# How to get the app! (ANY COUNTRIES, ENGLISH LANGUAGE ONLY)



## sta36ny1 (Oct 27, 2017)

iOS:
Step 1:If you have an Australian Apple ID then just Search SUPER MARIO RUN tap on it in the App Store, Other apps by this developer and Animal Crossing Pocket Camp.
Step 2:Sign out of your Apple ID and then create new. Change Region to Australia then back out.
Step 3:https://itunes.apple.com/au/app/animal-crossing-pocket-camp/id1179915619?mt=8 Click that link on your phone
Step 4: Make a new Apple ID for Australia, Use any name for billing address but make sure the address is in Australia 
Step 5: After you verify the email, download the app from the link and Boom! you should have it!

Android:
(I don't have an android but here are the steps)
Step 1: Go on your phone and click this link https://drive.google.com/file/d/0Bzx2bu-qQwPVOFlsYU5PUmVfZ3M/view
Step 2: download and open there ya done easy peasy

CREDIT:thenextweb.com


----------



## sta36ny1 (Oct 27, 2017)

did this work for any of you?


----------



## mills141 (Oct 28, 2017)

Thank you so much for the link.
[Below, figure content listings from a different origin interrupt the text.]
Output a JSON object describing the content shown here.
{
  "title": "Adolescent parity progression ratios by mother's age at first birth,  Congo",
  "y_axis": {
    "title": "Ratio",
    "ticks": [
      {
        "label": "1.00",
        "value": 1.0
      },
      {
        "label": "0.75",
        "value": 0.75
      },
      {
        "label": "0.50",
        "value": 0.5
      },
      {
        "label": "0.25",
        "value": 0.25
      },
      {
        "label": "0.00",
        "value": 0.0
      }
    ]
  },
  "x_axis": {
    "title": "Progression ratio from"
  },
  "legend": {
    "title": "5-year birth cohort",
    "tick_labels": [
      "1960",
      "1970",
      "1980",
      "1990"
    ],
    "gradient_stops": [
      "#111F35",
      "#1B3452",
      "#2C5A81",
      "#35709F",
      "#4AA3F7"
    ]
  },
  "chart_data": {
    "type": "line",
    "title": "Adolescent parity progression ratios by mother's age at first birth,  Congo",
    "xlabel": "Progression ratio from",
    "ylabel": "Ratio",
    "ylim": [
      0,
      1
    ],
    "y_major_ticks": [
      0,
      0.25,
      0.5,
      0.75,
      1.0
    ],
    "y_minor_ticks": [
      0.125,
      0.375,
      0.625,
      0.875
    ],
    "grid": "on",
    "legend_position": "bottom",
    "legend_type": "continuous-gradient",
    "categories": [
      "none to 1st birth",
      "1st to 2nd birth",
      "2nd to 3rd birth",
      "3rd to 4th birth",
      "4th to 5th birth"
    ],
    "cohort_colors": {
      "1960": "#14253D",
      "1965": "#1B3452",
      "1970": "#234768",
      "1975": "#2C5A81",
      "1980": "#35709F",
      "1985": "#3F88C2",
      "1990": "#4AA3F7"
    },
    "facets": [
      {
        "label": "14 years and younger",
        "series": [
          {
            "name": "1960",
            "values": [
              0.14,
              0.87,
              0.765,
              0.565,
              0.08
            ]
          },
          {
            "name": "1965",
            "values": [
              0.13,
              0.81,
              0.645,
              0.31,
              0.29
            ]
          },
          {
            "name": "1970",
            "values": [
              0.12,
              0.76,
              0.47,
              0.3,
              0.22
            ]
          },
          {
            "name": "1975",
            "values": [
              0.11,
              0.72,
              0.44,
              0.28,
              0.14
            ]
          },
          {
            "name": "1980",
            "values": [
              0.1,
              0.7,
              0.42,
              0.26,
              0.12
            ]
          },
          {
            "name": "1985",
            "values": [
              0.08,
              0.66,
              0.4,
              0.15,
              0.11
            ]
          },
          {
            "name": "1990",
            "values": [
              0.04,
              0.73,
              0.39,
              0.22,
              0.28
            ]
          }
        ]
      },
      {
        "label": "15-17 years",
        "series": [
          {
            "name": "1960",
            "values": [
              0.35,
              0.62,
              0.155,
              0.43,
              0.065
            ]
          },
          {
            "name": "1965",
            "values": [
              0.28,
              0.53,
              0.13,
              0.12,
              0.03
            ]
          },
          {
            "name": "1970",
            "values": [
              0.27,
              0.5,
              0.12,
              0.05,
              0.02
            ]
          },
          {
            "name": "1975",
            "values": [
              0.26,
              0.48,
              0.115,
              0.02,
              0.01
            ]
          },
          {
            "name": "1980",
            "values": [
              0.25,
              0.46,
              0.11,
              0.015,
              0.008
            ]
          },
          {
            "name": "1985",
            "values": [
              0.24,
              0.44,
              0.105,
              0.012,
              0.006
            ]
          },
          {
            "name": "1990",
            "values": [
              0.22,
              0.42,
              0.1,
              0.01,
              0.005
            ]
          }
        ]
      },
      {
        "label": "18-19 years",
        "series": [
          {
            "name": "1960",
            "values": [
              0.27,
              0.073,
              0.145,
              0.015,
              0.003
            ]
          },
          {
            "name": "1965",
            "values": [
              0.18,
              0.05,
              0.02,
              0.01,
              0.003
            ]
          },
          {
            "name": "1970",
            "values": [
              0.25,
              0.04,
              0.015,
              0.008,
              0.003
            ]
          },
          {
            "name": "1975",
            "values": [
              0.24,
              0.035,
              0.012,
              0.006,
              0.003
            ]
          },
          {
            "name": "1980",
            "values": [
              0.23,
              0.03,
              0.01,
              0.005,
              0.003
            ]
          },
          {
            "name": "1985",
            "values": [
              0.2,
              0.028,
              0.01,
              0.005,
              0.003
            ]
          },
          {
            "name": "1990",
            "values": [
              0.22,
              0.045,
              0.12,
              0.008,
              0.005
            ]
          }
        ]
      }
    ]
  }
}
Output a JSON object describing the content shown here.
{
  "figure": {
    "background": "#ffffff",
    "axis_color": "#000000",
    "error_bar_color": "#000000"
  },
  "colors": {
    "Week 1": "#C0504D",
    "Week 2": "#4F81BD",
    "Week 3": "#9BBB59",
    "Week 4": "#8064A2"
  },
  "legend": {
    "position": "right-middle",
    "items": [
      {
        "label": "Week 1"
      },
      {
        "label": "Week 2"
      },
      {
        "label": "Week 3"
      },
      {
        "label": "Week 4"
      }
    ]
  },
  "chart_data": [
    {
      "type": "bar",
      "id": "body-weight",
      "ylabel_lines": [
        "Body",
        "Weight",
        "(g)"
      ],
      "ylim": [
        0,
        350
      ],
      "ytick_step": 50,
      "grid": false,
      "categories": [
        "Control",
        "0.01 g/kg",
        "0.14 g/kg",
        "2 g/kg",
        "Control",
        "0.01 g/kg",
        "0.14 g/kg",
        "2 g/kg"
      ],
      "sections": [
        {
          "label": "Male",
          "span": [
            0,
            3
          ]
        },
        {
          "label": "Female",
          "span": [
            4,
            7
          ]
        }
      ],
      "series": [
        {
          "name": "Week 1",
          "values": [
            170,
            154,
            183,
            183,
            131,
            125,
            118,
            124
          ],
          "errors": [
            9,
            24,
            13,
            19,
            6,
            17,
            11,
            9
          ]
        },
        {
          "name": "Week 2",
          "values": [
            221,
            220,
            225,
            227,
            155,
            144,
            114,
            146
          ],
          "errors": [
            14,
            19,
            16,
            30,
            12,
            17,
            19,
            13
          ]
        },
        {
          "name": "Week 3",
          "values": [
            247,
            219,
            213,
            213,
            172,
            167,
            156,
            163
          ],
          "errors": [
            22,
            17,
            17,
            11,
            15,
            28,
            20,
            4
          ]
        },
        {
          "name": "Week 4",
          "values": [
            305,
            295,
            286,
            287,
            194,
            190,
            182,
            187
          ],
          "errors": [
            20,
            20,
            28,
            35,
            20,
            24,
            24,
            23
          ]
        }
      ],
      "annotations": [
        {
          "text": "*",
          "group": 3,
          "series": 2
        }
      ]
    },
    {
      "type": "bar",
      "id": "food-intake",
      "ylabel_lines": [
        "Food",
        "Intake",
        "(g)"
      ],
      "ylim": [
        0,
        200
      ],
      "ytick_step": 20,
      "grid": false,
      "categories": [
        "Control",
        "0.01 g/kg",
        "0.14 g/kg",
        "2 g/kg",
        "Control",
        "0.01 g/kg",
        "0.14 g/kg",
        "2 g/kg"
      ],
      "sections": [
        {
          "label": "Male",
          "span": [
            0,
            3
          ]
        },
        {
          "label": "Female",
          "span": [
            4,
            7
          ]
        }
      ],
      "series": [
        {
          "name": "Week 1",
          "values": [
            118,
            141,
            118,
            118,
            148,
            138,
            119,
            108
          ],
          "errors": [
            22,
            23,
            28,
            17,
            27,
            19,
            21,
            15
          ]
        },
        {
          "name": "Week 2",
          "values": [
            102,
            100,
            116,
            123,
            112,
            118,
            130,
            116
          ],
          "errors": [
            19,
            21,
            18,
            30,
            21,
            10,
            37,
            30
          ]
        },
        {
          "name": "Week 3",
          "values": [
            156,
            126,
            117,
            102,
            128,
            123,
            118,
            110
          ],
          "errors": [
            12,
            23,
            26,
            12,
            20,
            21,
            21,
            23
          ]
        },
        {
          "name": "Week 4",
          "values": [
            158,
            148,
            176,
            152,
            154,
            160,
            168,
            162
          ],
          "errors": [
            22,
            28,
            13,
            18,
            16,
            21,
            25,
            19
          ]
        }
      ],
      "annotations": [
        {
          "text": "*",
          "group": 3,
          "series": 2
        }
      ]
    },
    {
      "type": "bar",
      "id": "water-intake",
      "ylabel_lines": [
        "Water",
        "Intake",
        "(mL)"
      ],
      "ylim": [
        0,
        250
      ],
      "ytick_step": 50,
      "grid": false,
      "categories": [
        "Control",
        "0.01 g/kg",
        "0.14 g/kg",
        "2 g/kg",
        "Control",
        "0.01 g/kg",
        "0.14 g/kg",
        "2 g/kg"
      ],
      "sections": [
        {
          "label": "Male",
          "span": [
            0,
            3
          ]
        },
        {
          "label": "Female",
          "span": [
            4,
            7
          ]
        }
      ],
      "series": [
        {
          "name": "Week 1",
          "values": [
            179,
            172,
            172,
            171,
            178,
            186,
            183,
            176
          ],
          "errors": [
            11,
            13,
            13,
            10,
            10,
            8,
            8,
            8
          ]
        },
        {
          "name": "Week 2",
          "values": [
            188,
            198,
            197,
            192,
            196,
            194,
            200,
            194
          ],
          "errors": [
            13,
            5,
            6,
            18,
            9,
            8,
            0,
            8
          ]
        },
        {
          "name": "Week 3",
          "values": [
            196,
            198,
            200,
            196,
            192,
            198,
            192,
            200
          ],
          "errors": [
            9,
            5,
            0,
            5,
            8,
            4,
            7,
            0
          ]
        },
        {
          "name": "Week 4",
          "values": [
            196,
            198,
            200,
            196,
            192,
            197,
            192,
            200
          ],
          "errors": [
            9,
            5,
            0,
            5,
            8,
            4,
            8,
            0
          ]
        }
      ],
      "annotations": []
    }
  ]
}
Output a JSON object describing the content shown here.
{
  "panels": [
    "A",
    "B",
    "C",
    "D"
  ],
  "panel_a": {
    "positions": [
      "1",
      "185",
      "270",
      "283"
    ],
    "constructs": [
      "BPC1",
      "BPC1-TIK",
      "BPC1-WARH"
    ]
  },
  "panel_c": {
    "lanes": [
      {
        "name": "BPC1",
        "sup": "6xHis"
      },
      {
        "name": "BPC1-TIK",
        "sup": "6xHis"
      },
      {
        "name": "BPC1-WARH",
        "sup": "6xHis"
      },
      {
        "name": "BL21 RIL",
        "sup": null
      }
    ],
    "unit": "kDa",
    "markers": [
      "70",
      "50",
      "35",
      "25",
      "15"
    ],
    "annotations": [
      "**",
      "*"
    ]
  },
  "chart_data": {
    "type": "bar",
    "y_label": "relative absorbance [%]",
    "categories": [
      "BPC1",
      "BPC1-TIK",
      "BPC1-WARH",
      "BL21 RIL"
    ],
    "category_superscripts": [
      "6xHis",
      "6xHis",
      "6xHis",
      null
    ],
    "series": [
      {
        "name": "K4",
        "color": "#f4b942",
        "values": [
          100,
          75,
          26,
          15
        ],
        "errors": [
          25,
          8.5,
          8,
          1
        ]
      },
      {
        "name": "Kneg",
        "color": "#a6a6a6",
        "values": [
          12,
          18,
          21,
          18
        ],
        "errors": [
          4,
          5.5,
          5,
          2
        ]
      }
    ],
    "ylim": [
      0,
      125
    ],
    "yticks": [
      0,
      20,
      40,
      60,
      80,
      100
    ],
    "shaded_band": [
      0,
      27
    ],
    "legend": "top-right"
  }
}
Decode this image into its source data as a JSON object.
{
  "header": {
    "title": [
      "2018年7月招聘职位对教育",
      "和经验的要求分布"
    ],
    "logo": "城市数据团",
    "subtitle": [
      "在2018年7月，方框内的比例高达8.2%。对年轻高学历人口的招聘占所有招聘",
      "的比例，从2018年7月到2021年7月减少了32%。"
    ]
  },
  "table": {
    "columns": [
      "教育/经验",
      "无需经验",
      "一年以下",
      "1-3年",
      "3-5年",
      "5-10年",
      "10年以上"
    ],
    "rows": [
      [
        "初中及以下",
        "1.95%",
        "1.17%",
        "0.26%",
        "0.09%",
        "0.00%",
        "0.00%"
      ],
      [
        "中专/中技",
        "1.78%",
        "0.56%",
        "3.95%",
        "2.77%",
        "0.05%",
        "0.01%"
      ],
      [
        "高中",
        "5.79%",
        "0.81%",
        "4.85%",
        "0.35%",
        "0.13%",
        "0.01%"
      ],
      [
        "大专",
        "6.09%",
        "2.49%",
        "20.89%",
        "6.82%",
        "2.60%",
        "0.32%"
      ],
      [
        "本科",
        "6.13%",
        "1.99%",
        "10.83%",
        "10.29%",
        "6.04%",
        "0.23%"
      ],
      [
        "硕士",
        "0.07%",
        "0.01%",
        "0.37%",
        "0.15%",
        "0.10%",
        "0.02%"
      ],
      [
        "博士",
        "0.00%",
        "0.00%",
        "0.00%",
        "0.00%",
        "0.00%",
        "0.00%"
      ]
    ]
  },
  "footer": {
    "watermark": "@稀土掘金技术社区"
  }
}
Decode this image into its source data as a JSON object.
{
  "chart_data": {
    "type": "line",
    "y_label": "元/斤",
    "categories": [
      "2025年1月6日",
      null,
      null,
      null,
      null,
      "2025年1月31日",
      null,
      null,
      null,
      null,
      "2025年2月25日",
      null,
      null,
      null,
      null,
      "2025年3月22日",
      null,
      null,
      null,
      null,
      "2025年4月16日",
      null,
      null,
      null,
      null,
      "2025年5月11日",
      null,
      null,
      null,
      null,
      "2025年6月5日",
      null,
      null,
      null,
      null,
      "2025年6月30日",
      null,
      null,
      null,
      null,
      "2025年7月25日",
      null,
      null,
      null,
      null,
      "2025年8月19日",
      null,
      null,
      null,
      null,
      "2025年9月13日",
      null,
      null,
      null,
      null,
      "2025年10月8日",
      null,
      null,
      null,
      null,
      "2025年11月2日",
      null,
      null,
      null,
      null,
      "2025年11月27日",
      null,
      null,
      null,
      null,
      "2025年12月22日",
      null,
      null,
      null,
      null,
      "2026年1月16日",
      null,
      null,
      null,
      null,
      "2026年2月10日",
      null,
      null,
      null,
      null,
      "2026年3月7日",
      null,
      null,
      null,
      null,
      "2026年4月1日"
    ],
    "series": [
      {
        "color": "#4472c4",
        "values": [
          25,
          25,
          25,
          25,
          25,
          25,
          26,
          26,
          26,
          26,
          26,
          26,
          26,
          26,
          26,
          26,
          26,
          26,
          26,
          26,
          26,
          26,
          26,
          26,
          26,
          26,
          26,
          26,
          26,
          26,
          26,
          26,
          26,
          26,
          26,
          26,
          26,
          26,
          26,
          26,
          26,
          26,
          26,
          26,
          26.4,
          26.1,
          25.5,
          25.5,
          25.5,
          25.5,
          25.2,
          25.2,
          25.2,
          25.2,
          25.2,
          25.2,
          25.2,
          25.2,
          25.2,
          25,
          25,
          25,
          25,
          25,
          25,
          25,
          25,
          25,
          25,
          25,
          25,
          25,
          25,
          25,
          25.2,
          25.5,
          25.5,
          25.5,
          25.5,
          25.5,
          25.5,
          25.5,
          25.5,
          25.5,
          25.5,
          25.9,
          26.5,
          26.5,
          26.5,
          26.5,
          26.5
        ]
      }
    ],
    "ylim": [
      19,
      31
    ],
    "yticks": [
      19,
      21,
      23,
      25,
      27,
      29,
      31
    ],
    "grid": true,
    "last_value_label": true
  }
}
It worked and was so easy to install!!! Thank you again.


----------



## sta36ny1 (Oct 28, 2017)

Your welcome!


----------



## spoonfork (Oct 28, 2017)

But how do you change the App Store back to, say, the US App Store?


----------



## Nikolai_Mayor_Of_Aquafire (Oct 28, 2017)

Try to download something after signing back in to your USA account. it'l tell you your is not eligible to download something of the AU apple store, and it will take you back to the Us store


----------



## Snow (Oct 28, 2017)

spoonfork said:


> But how do you change the App Store back to, say, the US App Store?



I didn't do this for AC but I've done it for japanese-only games; once you download the game you can just switch back to your regular account to play. It will work just fine, you only need to switch back to the 2nd account if you want to make a purchase. I would assume this works the same way.


----------



## AnimalCrossingPerson (Oct 28, 2017)

Note that with Android, you have to enable the installation of apps from unknown sources first, usually by going to _Settings_-> _General_ -> _Security_ -> _Unknown sources_.

Also, you will be unable to proceed past the introductory part if your device is rooted or jailbroken and/or maybe running a non-stock ROM.


----------



## Mayor-of-Bliss (Oct 28, 2017)

I was so excited and then couldn't get past the intro T^T probably because my device is one of the above things


----------



## GemmaTheJewel (Oct 29, 2017)

YESSS THANK YOU


----------